In the digital trade winds of informational capitalism the artist is analogous to the lonely protagonist in Daniel Defoe’s novel Robinson Crusoe. Stranded on an island, forced to fend for himself, he produces his own self-referential reality. Paint, styrofoam, metal, and sellotape are the elementary building blocks of our architectural reality from the DIY store round the corner – cheap materials plus high-tech equals reality. The flotsam and jetsam of our visual environment from the damaged shipwreck of reality, from which the stranded person can rescue those items necessary for his henceforth autopoietic, self-referential existence. What if everything flows? What remains: preserve the form.
Formalisation refers to the calculation or acuity with which a person can make intellectual use of his environment, the natural world and the universe. The first step is to differentiate amongst the undifferentiated. First Robinson Crusoe builds a small stronghold for himself with the remains of the capsized ship. He marks an initial boundary between himself and his surroundings. Me Robinson – you Friday. To label is to differentiate. He creates a whole world from this. After all, you have to be able to distinguish the weather from a bread roll.
It is no different in art. A plane must be distinguished from a line, similarly colour from form, wood from metal, the composition from the motif, and last but not least, the frame from the picture. A work of art asserts itself by documenting how it copes in the face of circumstances it cannot control. That implies an understanding of form which no longer requires the Aristotelian antithesis of matter or the romantic antithesis of content.

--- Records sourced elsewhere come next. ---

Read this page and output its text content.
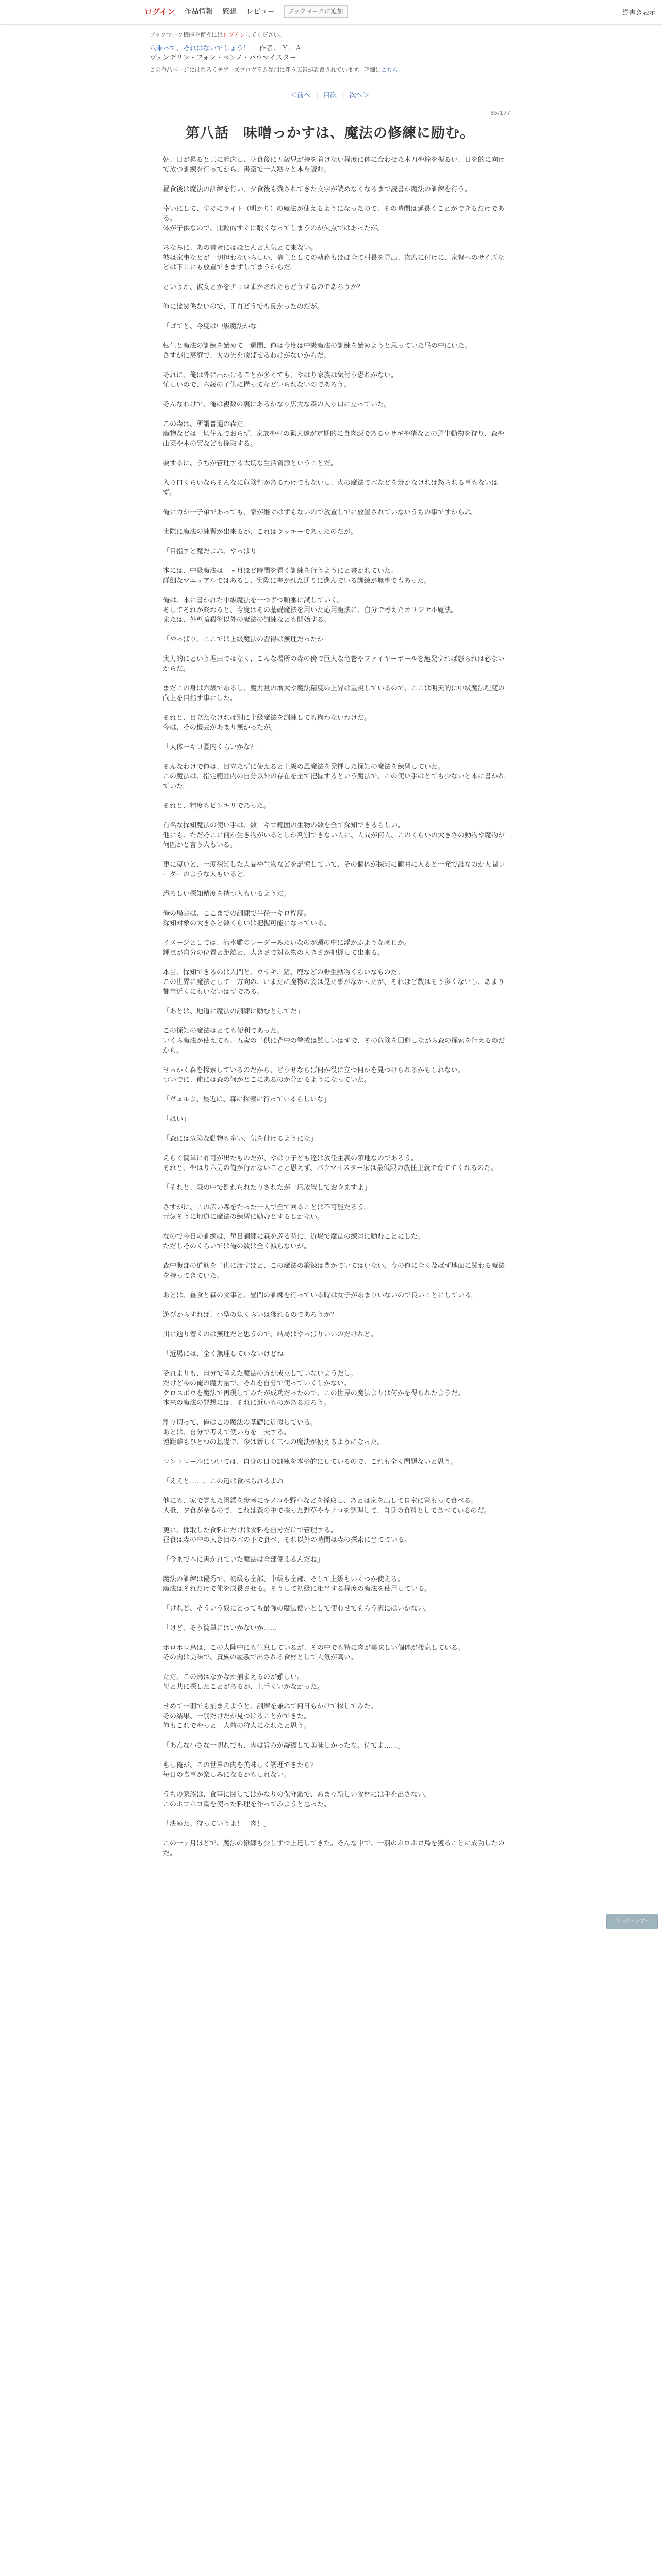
ログイン 作品情報 感想 レビュー
ブックマークに追加	縦書き表示
ブックマーク機能を使うにはログインしてください。
八乗って、それはないでしょう！ 作者： Ｙ．Ａ
ヴェンデリン・フォン・ベンノ・バウマイスター
この作品ページにはなろうチアーズプログラム参加に伴う広告が設置されています。詳細はこちら
＜前へ | 目次 | 次へ＞
85/177
第八話　味噌っかすは、魔法の修練に励む。

朝、日が昇ると共に起床し、朝食後に五歳児が持を着けない程度に体に合わせた木刀や棒を振るい、日を的に向けて放つ訓練を行ってから、書斎で一人黙々と本を読む。

昼食後は魔法の訓練を行い、夕食後も残されてきた文字が読めなくなるまで読書か魔法の訓練を行う。

幸いにして、すぐにライト（明かり）の魔法が使えるようになったので、その時間は延長くことができるだけである。

体が子供なので、比較的すぐに眠くなってしまうのが欠点ではあったが。

ちなみに、あの書斎にはほとんど人気とて来ない。

彼は家事などが一切担わないらしい、構主としての執務もほぼ全て村長を見出、次席に付けに、家督へのサイズなどは下品にも放置できまずしてまうからだ。

というか、彼女とかをチョロまかされたらどうするのであろうか？

俺には関係ないので、正直どうでも良かったのだが。

「ゴてと、今度は中級魔法かな」

転生と魔法の訓練を始めて一週間、俺は今度は中級魔法の訓練を始めようと思っていた昼の中にいた。

さすがに裏庭で、火の矢を飛ばせるわけがないからだ。

それに、俺は外に出かけることが多くても、やはり家族は気付う恐れがない。

忙しいので、六歳の子供に構ってなどいられないのであろう。

そんなわけで、俺は複数の裏にあるかなり広大な森の入り口に立っていた。

この森は、所謂普通の森だ。

魔物などは一切住んでおらず、家族や村の猟犬達が定期的に食肉源であるウサギや猪などの野生動物を狩り、森や山菜や木の実なども採取する。

要するに、うちが管理する大切な生活資源ということだ。

入り口くらいならそんなに危険性があるわけでもないし、火の魔法で木などを焼かなければ怒られる事もないはず。

俺に力が一子弟であっても、家が継ぐはずもないので放置しでに放置されていないうちの事ですからね。

実際に魔法の練習が出来るが、これはラッキーであったのだが。

「目指すと魔だよね、やっぱり」

本には、中級魔法は一ヶ月ほど時間を置く訓練を行うようにと書かれていた。

詳細なマニュアルではあるし、実際に書かれた通りに進んでいる訓練が無事でもあった。

俺は、本に書かれた中級魔法を一つずつ順番に試していく。

そしてそれが終わると、今度はその基礎魔法を用いた応用魔法に、自分で考えたオリジナル魔法。

または、外壁暗殺術以外の魔法の訓練なども開始する。

「やっぱり、ここでは上級魔法の習得は無理だったか」

実力的にという理由ではなく、こんな場所の森の傍で巨大な竜巻やファイヤーボールを連発すれば怒られは必ないからだ。

まだこの身は六歳であるし、魔力量の増大や魔法精度の上昇は重視しているので、ここは明天的に中級魔法程度の向上を目指す事にした。

それと、目立たなければ別に上級魔法を訓練しても構わないわけだ。

今は、その機会があまり無かったが。

「大体一キロ圏内くらいかな？」

そんなわけで俺は、目立たずに使えると上級の風魔法を発揮した探知の魔法を練習していた。

この魔法は、指定範囲内の自分以外の存在を全て把握するという魔法で、この使い手はとても少ないと本に書かれていた。

それと、精度もピンキリであった。

有名な探知魔法の使い手は、数十キロ範囲の生物の数を全て探知できるらしい。

他にも、ただそこに何か生き物がいるとしか判別できない人に、人間が何人、このくらいの大きさの動物や魔物が何匹かと言う人もいる。

更に凄いと、一度探知した人間や生物などを記憶していて、その個体が探知に範囲に入ると一発で誰なのか人間レーダーのような人もいると。

恐ろしい探知精度を持つ人もいるようだ。

俺の場合は、ここまでの訓練で半径一キロ程度。

探知対象の大きさと数くらいは把握可能になっている。

イメージとしては、潜水艦のレーダーみたいなのが頭の中に浮かぶような感じか。

輝点が自分の位置と距離と、大きさで対象物の大きさが把握して出来る。

本当、探知できるのは人間と、ウサギ、猪、鹿などの野生動物くらいなものだ。

この世界に魔法として一方向の、いまだに魔物の姿は見た事がなかったが、それほど数はそう多くないし、あまり都市近くにもいないはずである。

「あとは、地道に魔法の訓練に励むとしてだ」

この探知の魔法はとても便利であった。

いくら魔法が使えても、五歳の子供に背中の警戒は難しいはずで、その危険を回避しながら森の探索を行えるのだから。

せっかく森を探索しているのだから、どうせならば何か役に立つ何かを見つけられるかもしれない。

ついでに、俺には森の何がどこにあるのか分かるようになっていた。

「ヴェルよ、最近は、森に探索に行っているらしいな」

「はい」

「森には危険な動物も多い、気を付けるようにな」

えらく簡単に許可が出たものだが、やはり子ども達は放任主義の領地なのであろう。

それと、やはり六男の俺が行かないことと思えず、パウマイスター家は最低限の放任主義で育ててくれるのだ。

「それと、森の中で倒れられたりされたが一応放置しておきますよ」

さすがに、この広い森をたった一人で全て回ることは不可能だろう。

元気そうに地道に魔法の練習に励むとするしかない。

なので今日の訓練は、毎日訓練に森を巡る時に、近場で魔法の練習に励むことにした。

ただしそのくらいでは俺の数は全く減らないが。

森中腹部の道筋を子供に渡すほど、この魔法の鍛錬は豊かでいてはいない。今の俺に全く及ばず地面に関わる魔法を持ってきていた。

あとは、昼食と森の食事と、昼間の訓練を行っている時は女子があまりいないので良いことにしている。

遊びからすれば、小型の魚くらいは獲れるのであろうか？

川に辿り着くのは無理だと思うので、結局はやっぱりいいのだけれど。

「近場には、全く無理していないけどね」

それよりも、自分で考えた魔法の方が成立していないようだし。

だけど今の俺の魔力量で、それを自分で使っていくしかない。

クロスボウを魔法で再現してみたが成功だったので、この世界の魔法よりは何かを得られたようだ。

本来の魔法の発想には、それに近いものがあるだろう。

割り切って、俺はこの魔法の基礎に近似している。

あとは、自分で考えて使い方を工夫する。

遠距離もひとつの基礎で、今は新しく二つの魔法が使えるようになった。

コントロールについては、自身の日の訓練を本格的にしているので、これも全く問題ないと思う。

「ええと……、この辺は食べられるよね」

他にも、家で覚えた図鑑を参考にキノコや野草などを採取し、あとは家を出して自室に篭もって食べる。

大抵、夕食が余るので、これは森の中で採った野草やキノコを調理して、自身の食料として食べているのだ。

更に、採取した食料にだけは食料を自分だけで管理する。

昼食は森の中の大き目の木の下で食べ、それ以外の時間は森の探索に当てている。

「今まで本に書かれていた魔法は全部使えるんだね」

魔法の訓練は優秀で、初級も全部、中級も全部、そして上級もいくつか使える。

魔法はそれだけで俺を成長させる。そうして初級に相当する程度の魔法を使用している。

「けれど、そういう奴にとっても最強の魔法使いとして使わせてもらう訳にはいかない。

「けど、そう簡単にはいかないか……

ホロホロ鳥は、この大陸中にも生息しているが、その中でも特に肉が美味しい個体が棲息している。

その肉は美味で、貴族の屋敷で出される食材として人気が高い。

ただ、この鳥はなかなか捕まえるのが難しい。

母と共に探したことがあるが、上手くいかなかった。

せめて一羽でも捕まえようと、訓練を兼ねて何日もかけて探してみた。

その結果、一羽だけだが見つけることができた。

俺もこれでやっと一人前の狩人になれたと思う。

「あんな小さな一切れでも、肉は旨みが凝縮して美味しかったな。待てよ……」

もし俺が、この世界の肉を美味しく調理できたら？

毎日の食事が楽しみになるかもしれない。

うちの家族は、食事に関してはかなりの保守派で、あまり新しい食材には手を出さない。

このホロホロ鳥を使った料理を作ってみようと思った。

「決めた。狩っていうよ！　肉！」

この一ヶ月ほどで、魔法の修練も少しずつ上達してきた。そんな中で、一羽のホロホロ鳥を獲ることに成功したのだ。

ページトップへ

Such things are created from within, on the brink of indifference – only the observer is needed, the island inhabitant who makes that first differentiation. The form of a work of art no longer consists of the way it has been put together, but of the differentiation between its discernible components.
All the rest is carried out by the computer which executes the calculations. It is completely irrelevant whether a formal operation – the calculation – produces a picture of Giorgio de Chirico or a diagonal line. The result is open. But no thing – no problem. It’s all a matter of observation and agreement. For the things have long since bid farewell one way or the other. The “non-thing” recovered from abstraction as distance to the world is what we used to call form. These days our surroundings are already increasingly characterised and marked by “non-things”, by information; in the information era the concrete aspect of our lives is no longer composed of objects. There is a suspicion that information, rather than a thing, is economically and socially concrete.
So is it nothing that appears? Is it all a simulacrum? And the chimera has already absorbed its opposite number – reality – just like the fable of Reynard the cunning fox. Only one truth remains for us when we become aware of the simulation: the lie always floats to the top.
When seen in this light, what mostly seems to be a computer-generated collage is no less than the bare reality. Only sometimes – sometimes it is impossible to predict whether the machine reality will end its calculations or get caught in an infinite loop, a paradox, a vortex. What if nothing works any more? Then the observer must pull out the plug, wait a while, and restart.